A new American Heart Association scientific statement highlights the need for more data and research about sex differences in the use and response to mechanical clot removal for acute ischemic stroke and suggests a clear differentiation between sex and gender in future research.
The new scientific statement, Toward a Better Understanding of Sex- and Gender-Related Differences in Endovascular Stroke Treatment, has been published in Stroke, the peer-reviewed, flagship journal of the American Stroke Association.
The most common type of stroke is an ischemic stroke and is caused by a blood clot in a blood vessel that blocks the flow of blood to the brain.
Treatment usually involves clot-busting medications to dissolve the clot.
For severe stroke within a large blood vessel, the treatment also may include a procedure to remove the clot – called mechanical thrombectomy or endovascular therapy – in which a tiny tube, or catheter, equipped with a special device on the end, is threaded through the blood vessel to grasp the clot and remove it.
Endovascular therapy (EVT, mechanical clot removal) and clot-busting medications are now a standard treatment for select patients with severe stroke.
In 2019, the American Heart Association stroke treatment guidelines were updated to recommend mechanical clot removal for select stroke patients to improve the likelihood of functional recovery.
Since EVT was only recently established as standard of care for ischemic stroke, there is limited data about the physiological differences in treatment and outcomes between men and women.
The statement provides a list of suggestions to assess sex- and gender-related differences in EVT research, and a guide for clinicians to improve care for people who have undergone EVT by addressing sex- and gender-specific factors.
The statement clarifies that sex refers to biological factors, is categorised as male or female, and is static (does not change over a person’s lifetime); gender is defined in terms of individual social roles, behaviors and expressions.
Gender identity differs from sex in that it is neither binary nor static; it exists along a continuum and may change over time, and due to limitations of data available, the statement addresses only binary gender.

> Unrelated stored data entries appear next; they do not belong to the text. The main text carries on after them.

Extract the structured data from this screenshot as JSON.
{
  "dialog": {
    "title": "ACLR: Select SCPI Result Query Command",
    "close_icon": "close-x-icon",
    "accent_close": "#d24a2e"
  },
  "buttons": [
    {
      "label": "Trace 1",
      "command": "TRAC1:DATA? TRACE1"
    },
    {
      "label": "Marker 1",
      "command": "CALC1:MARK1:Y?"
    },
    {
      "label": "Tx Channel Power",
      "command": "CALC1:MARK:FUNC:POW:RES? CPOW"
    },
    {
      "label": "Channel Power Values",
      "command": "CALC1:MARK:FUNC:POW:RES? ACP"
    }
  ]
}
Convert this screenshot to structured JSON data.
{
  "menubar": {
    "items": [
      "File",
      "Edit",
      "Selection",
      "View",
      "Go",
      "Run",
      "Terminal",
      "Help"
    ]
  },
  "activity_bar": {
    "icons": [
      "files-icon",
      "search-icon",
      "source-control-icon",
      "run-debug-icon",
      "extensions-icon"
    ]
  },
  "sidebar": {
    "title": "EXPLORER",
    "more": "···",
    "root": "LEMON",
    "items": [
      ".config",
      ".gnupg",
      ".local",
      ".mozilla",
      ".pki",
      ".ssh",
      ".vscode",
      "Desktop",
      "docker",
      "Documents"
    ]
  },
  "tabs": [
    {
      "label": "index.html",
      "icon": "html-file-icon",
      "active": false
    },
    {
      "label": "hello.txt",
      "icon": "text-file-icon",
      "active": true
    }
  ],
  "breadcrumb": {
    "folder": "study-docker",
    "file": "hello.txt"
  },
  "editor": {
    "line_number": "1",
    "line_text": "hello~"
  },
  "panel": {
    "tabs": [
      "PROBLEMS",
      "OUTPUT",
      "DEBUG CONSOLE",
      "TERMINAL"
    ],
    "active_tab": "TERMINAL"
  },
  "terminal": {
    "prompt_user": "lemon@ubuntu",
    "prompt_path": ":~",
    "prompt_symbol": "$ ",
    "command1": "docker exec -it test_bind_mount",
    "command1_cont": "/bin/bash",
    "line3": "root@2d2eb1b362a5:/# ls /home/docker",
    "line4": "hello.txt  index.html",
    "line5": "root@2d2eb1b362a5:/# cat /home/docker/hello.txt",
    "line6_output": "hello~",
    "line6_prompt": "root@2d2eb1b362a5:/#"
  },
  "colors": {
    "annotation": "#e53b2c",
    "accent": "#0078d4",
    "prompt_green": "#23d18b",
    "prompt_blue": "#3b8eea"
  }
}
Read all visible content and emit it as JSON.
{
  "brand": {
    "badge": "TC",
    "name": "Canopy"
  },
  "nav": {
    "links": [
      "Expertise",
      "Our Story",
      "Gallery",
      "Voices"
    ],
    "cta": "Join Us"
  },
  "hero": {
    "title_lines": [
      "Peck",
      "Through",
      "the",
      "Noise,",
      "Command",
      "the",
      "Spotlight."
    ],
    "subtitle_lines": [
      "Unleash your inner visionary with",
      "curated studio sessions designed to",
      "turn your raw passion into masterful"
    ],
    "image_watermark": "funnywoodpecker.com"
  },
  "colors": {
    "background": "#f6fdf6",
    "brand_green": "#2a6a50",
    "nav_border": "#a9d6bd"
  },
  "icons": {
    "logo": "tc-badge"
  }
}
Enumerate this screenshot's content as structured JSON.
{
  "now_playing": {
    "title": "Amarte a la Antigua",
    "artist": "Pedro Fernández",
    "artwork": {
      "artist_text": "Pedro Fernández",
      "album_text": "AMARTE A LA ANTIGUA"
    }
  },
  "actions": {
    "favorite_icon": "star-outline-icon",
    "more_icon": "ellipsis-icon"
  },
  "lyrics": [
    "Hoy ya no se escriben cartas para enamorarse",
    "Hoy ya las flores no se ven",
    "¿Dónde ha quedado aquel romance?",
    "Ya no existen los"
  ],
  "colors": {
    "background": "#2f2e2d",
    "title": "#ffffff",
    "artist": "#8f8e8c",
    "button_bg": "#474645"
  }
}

The statement refers mostly to sex differences on the basis of the data that were captured in most EVT studies, and the use of male and female or men and women refers to sex, with the acknowledgement, however, that some of the addressed sex differences may truly be related to gender rather than sex.
Currently, the majority of acute stroke research uses the terms sex and gender interchangeably.
The statement suggests that studies examining biological and hormonal factors related to stroke should consider analysis by sex, while research assessing the impact of stroke on quality of life and other social factors may find analysis by gender to be more relevant.
There is currently a large overlap between sex and gender in this population. However, while the number of trans-gender individuals in the US is estimated to be rather low (0.3 – 0.8 per cent), self-identified gender diversity in people with stroke is expected to increase in the future.
Age at EVT treatment also varies.
While stroke incidence increases with age, women tend to be 4-5 years older than men when a stroke occurs (average age at first stroke is about 68 years in men and 72 years in women), which is linked to poorer outcomes.
Moving forward, researchers need to be aware of the profound impact of sex on stroke incidence, treatment and prognosis, such as noting sex-related differences in research data.
In addition, clinicians need to understand the importance of sex- and gender-related biases in their daily practice to meet the specific needs of people who receive EVT.